When we arrived we signed in at the front desk with Laura’s patient number and were told where we could find her – she had been moved to a more acute bed (for slightly sicker babies) than where we had left her. When we arrived at her bedside she had a UVC line in her umbilical stump allowing her to receive the sugar that she needed to raise her glucose levels. She also had her stomach pumped because she had been given too much formula earlier that morning and had reatined the lovely NG (naso-gastric – feeding tube) tube that they had used to pump her stomach (we didn’t know at the time that it would be 6 months before that silly thing came out for good). After explaining the protocols for the NICU, the nurse asked us if we had been told anything and we responded that we hadn’t. Shortly after that a doctor came and introduced himself as a pediatric cardiologist. As soon as I heard his specialty my heart sunk – why did my perfect little girl need a cardiologist?

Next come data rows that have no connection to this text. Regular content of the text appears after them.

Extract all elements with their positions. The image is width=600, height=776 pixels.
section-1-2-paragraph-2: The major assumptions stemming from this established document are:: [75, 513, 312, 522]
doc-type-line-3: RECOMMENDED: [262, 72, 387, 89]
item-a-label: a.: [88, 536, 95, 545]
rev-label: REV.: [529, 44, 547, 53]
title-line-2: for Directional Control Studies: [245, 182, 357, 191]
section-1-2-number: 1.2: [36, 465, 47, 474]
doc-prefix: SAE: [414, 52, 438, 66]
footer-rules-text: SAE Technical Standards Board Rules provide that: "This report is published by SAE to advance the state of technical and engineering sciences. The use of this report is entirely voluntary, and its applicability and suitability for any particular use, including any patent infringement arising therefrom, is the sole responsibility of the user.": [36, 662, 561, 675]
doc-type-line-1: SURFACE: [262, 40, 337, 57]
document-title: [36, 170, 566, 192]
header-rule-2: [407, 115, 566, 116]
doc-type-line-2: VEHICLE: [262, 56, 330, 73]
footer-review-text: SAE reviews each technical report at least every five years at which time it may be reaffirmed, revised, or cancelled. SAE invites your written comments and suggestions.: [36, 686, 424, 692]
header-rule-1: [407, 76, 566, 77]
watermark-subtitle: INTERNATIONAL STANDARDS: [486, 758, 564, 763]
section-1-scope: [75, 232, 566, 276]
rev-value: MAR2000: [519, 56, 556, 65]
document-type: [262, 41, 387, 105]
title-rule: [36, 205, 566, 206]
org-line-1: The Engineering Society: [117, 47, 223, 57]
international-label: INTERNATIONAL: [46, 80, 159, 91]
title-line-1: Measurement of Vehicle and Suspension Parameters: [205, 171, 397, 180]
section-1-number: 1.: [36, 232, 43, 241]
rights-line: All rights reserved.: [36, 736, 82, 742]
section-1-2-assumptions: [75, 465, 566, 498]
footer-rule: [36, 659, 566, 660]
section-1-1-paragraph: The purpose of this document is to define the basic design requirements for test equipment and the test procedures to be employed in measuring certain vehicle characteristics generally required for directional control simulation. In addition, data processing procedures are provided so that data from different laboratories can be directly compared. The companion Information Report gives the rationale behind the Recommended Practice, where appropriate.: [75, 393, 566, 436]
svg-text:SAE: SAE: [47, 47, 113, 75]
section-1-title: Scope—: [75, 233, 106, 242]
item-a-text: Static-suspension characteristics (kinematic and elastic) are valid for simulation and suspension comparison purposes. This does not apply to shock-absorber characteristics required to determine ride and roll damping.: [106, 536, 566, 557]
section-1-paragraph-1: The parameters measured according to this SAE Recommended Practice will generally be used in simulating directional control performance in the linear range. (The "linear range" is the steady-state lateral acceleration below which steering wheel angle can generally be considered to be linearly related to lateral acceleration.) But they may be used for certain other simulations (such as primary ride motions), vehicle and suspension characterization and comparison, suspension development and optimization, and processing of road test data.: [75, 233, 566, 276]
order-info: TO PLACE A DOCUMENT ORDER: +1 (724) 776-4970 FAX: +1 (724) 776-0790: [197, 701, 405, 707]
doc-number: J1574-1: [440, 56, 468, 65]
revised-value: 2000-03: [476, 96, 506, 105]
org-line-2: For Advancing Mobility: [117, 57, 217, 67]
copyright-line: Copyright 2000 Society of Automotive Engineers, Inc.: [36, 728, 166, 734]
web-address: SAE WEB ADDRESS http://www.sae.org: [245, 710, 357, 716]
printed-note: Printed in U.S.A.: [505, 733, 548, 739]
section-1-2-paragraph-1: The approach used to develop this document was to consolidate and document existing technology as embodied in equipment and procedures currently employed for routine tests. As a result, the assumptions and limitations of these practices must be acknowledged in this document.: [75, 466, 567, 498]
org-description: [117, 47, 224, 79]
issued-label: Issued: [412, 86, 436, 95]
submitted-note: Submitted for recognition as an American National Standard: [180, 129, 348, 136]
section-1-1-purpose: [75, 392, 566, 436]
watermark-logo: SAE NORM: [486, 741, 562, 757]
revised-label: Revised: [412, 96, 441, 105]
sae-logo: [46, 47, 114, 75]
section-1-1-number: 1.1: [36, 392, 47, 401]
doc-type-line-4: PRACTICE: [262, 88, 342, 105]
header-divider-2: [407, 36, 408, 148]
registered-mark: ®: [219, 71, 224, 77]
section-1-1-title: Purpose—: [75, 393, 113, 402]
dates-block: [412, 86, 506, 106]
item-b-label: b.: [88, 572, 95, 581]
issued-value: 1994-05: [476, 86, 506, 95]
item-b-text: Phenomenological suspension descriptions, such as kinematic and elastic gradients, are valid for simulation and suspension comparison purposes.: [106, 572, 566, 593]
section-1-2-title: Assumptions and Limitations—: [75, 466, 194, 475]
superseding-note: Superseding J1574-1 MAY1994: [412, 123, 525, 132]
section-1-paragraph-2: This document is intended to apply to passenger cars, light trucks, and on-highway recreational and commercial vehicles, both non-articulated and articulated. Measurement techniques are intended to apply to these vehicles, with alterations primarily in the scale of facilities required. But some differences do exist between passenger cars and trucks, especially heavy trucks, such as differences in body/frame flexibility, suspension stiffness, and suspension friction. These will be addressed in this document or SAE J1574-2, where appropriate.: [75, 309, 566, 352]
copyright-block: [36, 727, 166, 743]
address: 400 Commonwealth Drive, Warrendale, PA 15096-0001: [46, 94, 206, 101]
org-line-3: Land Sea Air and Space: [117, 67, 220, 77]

                “There is something wrong with Laura’s heart…but we can fix it.”

This was the most difficult and most perfect thing that I heard throughout our journey. He had chosen his words so perfectly and I’m not sure that he knows how well he did – his words were clear, concise and uplifting.

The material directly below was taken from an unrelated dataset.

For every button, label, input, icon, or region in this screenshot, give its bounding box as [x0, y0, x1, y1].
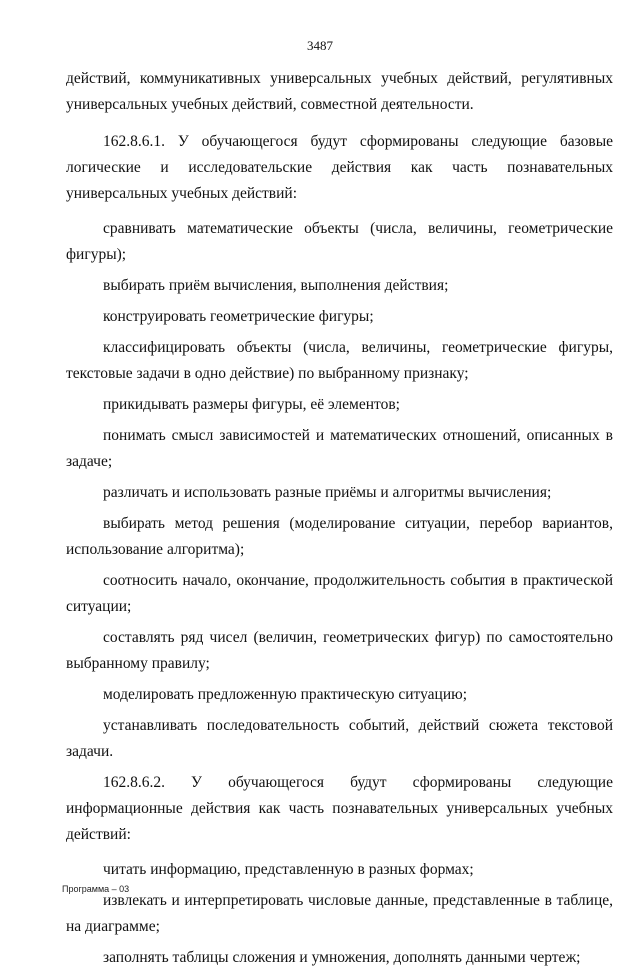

He led us to an empty board room where he explained what they had found – Laura had a congenital heart defect called Transposition of the Great Arteries. In a nutshell, the two main arteries of the heart – the aorta and the pulmonary arteries, were connected to the wrong ventricles. In a healthy heart, the aorta pumps oxygen-rich blood from the left side of the heart to the body and the pulmonary artery pumps blood from the right ventricle to the lungs. In a heart with Transposition of the Great Arteries (TGA), the aorta is connected to the right ventricle and the pulmonary artery is connected to the left ventricle. What this means is that rather than oxygen entering the blood stream and being pumped to the rest of the body, the oxygen enters the heart through the lungs and then circulates right back to the lungs. The body does not receive any of the oxygen-rich blood that it so desperately needs. The only reason Laura had remained stable and pink was because of a small hole called an Atrial Septal Defect (ASD) at the top of the chambers of the heart which allows some of that oxygen-rich blood to be delivered between the chambers and carried throughout the body. This hole normally closes 24 hours after birth so she was immediately started on a hormone called Prostaglandin (Prostin) which prevented that hole from closing.

tga2

Before this experience I knew that humans had hearts and that the heart pumped blood throughout the body. That’s it. That was my knowledge of the human heart and I sometimes wish that I was still that naïve. At the same time, though, I love all of this knowledge that I was able to accumulate – lifelong learning at its finest – I am a teacher by trade after all.

After explaining Laura’s defect to us, the cardiologist explained that in order to fix her heart, we would need to be flown by air ambulance to Edmonton, AB – about a 5.5 hour drive or a 45 minute flight to have her corrective surgery. He ensured us that the Stollery Children’s hospital in Edmonton was the best hospital we could hope for and that they would take very good care of our daughter. We were told to expect to leave in 3-5 days and have surgery shortly after that. We said our goodbyes and my husband and I went to see Laura again for a few minutes before heading back upstairs to my room to process the information we had just been given.